Let’s grant execute permissions to the Bash script via chmod:
$ chmod +x ./sample_task.sh
Finally, let’s run the script:
$ ./sample_task.sh
The result is saved in the result.csv file, overwriting the previous version:
$ cat ./result.csv
1,Ron,Engineer,False
2,Lin,Engineer,False
3,Tom,Architect,True
4,Mat,Engineer,False
5,Ray,Botanist,False
6,Val,Architect,True
We see the same outcome as before.
5.2. Running Python Code Directly
Alternatively, we can skip saving the contents of the here-document to an intermediate file:
$ cat sample_task.sh
#!/usr/bin/env bash
python3 - ./db.csv << EOF
import pandas as pd
import numpy as np
import sys
path_to_file = sys.argv[1]
df = pd.read_csv(path_to_file)
values, counts = np.unique(df['OCCUPATION'], return_counts=True)

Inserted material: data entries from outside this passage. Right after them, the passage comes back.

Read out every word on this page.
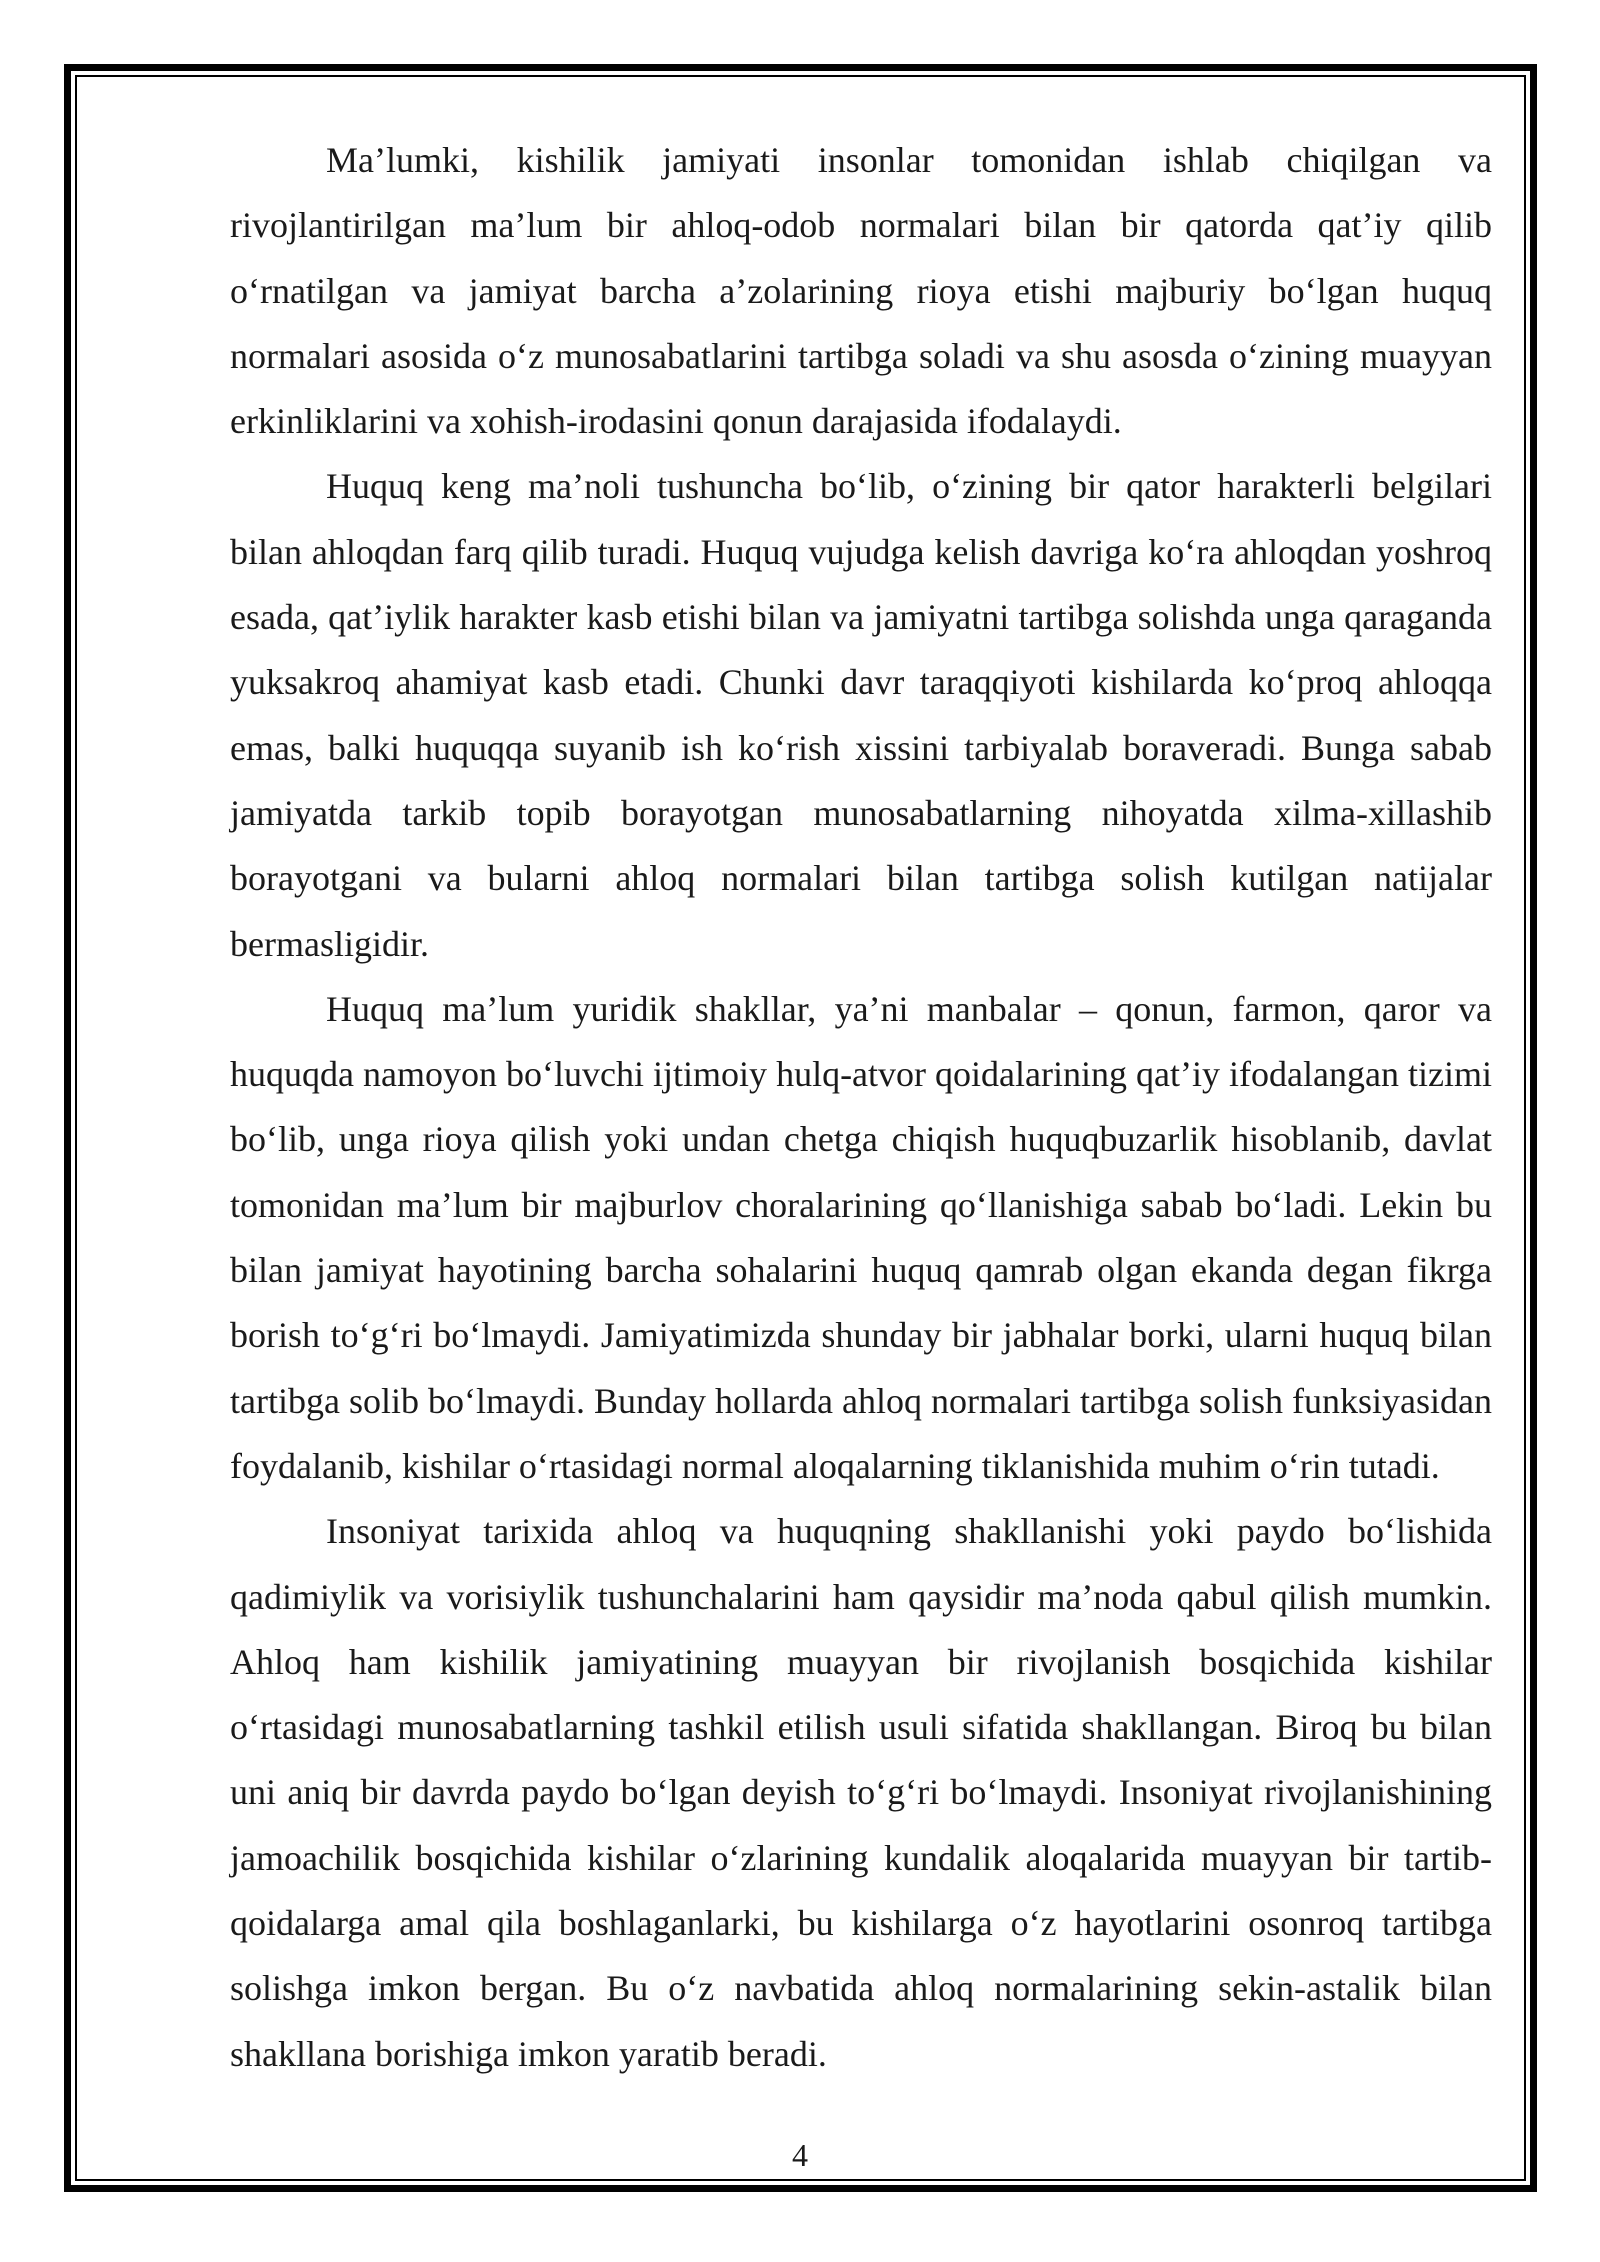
Ma’lumki, kishilik jamiyati insonlar tomonidan ishlab chiqilgan va rivojlantirilgan ma’lum bir ahloq-odob normalari bilan bir qatorda qat’iy qilib o‘rnatilgan va jamiyat barcha a’zolarining rioya etishi majburiy bo‘lgan huquq normalari asosida o‘z munosabatlarini tartibga soladi va shu asosda o‘zining muayyan erkinliklarini va xohish-irodasini qonun darajasida ifodalaydi.

Huquq keng ma’noli tushuncha bo‘lib, o‘zining bir qator harakterli belgilari bilan ahloqdan farq qilib turadi. Huquq vujudga kelish davriga ko‘ra ahloqdan yoshroq esada, qat’iylik harakter kasb etishi bilan va jamiyatni tartibga solishda unga qaraganda yuksakroq ahamiyat kasb etadi. Chunki davr taraqqiyoti kishilarda ko‘proq ahloqqa emas, balki huquqqa suyanib ish ko‘rish xissini tarbiyalab boraveradi. Bunga sabab jamiyatda tarkib topib borayotgan munosabatlarning nihoyatda xilma-xillashib borayotgani va bularni ahloq normalari bilan tartibga solish kutilgan natijalar bermasligidir.

Huquq ma’lum yuridik shakllar, ya’ni manbalar – qonun, farmon, qaror va huquqda namoyon bo‘luvchi ijtimoiy hulq-atvor qoidalarining qat’iy ifodalangan tizimi bo‘lib, unga rioya qilish yoki undan chetga chiqish huquqbuzarlik hisoblanib, davlat tomonidan ma’lum bir majburlov choralarining qo‘llanishiga sabab bo‘ladi. Lekin bu bilan jamiyat hayotining barcha sohalarini huquq qamrab olgan ekanda degan fikrga borish to‘g‘ri bo‘lmaydi. Jamiyatimizda shunday bir jabhalar borki, ularni huquq bilan tartibga solib bo‘lmaydi. Bunday hollarda ahloq normalari tartibga solish funksiyasidan foydalanib, kishilar o‘rtasidagi normal aloqalarning tiklanishida muhim o‘rin tutadi.

Insoniyat tarixida ahloq va huquqning shakllanishi yoki paydo bo‘lishida qadimiylik va vorisiylik tushunchalarini ham qaysidir ma’noda qabul qilish mumkin. Ahloq ham kishilik jamiyatining muayyan bir rivojlanish bosqichida kishilar o‘rtasidagi munosabatlarning tashkil etilish usuli sifatida shakllangan. Biroq bu bilan uni aniq bir davrda paydo bo‘lgan deyish to‘g‘ri bo‘lmaydi. Insoniyat rivojlanishining jamoachilik bosqichida kishilar o‘zlarining kundalik aloqalarida muayyan bir tartib-qoidalarga amal qila boshlaganlarki, bu kishilarga o‘z hayotlarini osonroq tartibga solishga imkon bergan. Bu o‘z navbatida ahloq normalarining sekin-astalik bilan shakllana borishiga imkon yaratib beradi.

4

x = [values[i] for i in range(len(values)) if counts[i] not in [min(counts), max(counts)]]
df['Selected'] = df['OCCUPATION'].isin(x)

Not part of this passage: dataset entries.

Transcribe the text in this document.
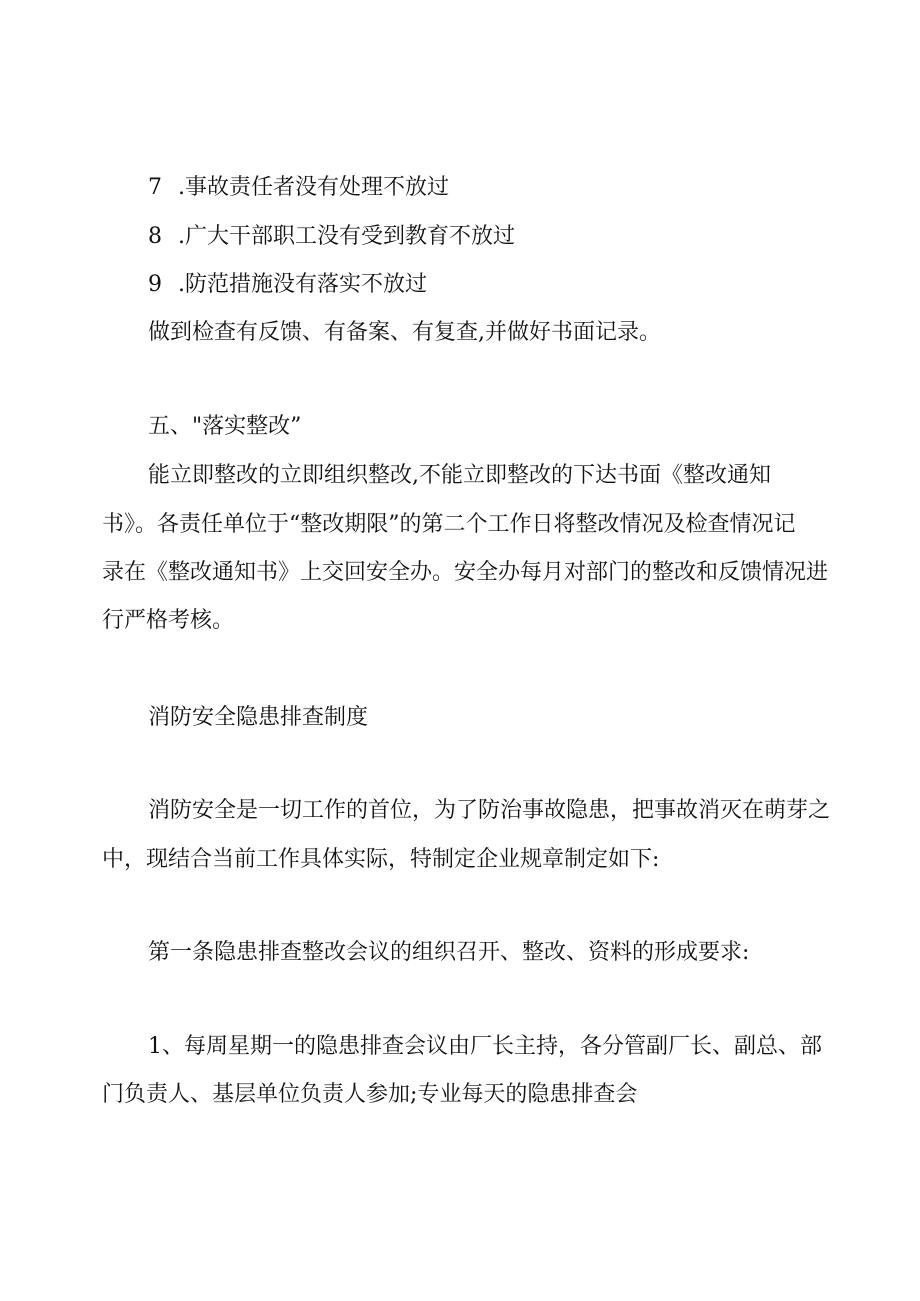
7 .事故责任者没有处理不放过
8 .广大干部职工没有受到教育不放过
9 .防范措施没有落实不放过
做到检查有反馈、有备案、有复查,并做好书面记录。
五、"落实整改”
能立即整改的立即组织整改,不能立即整改的下达书面《整改通知
书》。各责任单位于“整改期限”的第二个工作日将整改情况及检查情况记
录在《整改通知书》上交回安全办。安全办每月对部门的整改和反馈情况进
行严格考核。
消防安全隐患排查制度
消防安全是一切工作的首位，为了防治事故隐患，把事故消灭在萌芽之
中，现结合当前工作具体实际，特制定企业规章制定如下:
第一条隐患排查整改会议的组织召开、整改、资料的形成要求:
1、每周星期一的隐患排查会议由厂长主持，各分管副厂长、副总、部
门负责人、基层单位负责人参加;专业每天的隐患排查会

df.to_csv('./result.csv', index=False, header=False)
EOF
The difference here is that we call python3 directly over the contents of the here-document. The Python code is passed to the python3 command via stdin indicated by a hyphen, while the file path to the CSV data is passed as an argument.
Next, we run the Bash script and view the result.csv file that was generated:
$ ./sample_task.sh
$ cat ./result.csv
1,Ron,Engineer,False
2,Lin,Engineer,False
3,Tom,Architect,True
4,Mat,Engineer,False
5,Ray,Botanist,False
6,Val,Architect,True
Of course, we obtain the same result as before.
6. Conclusion
In this article, we explored different methods for calling Python from within a Bash script. In particular, we saw how to use the python3 -c command, as well as how to call a standalone Python script, and how to use a here-document for embedding Python code within a Bash script.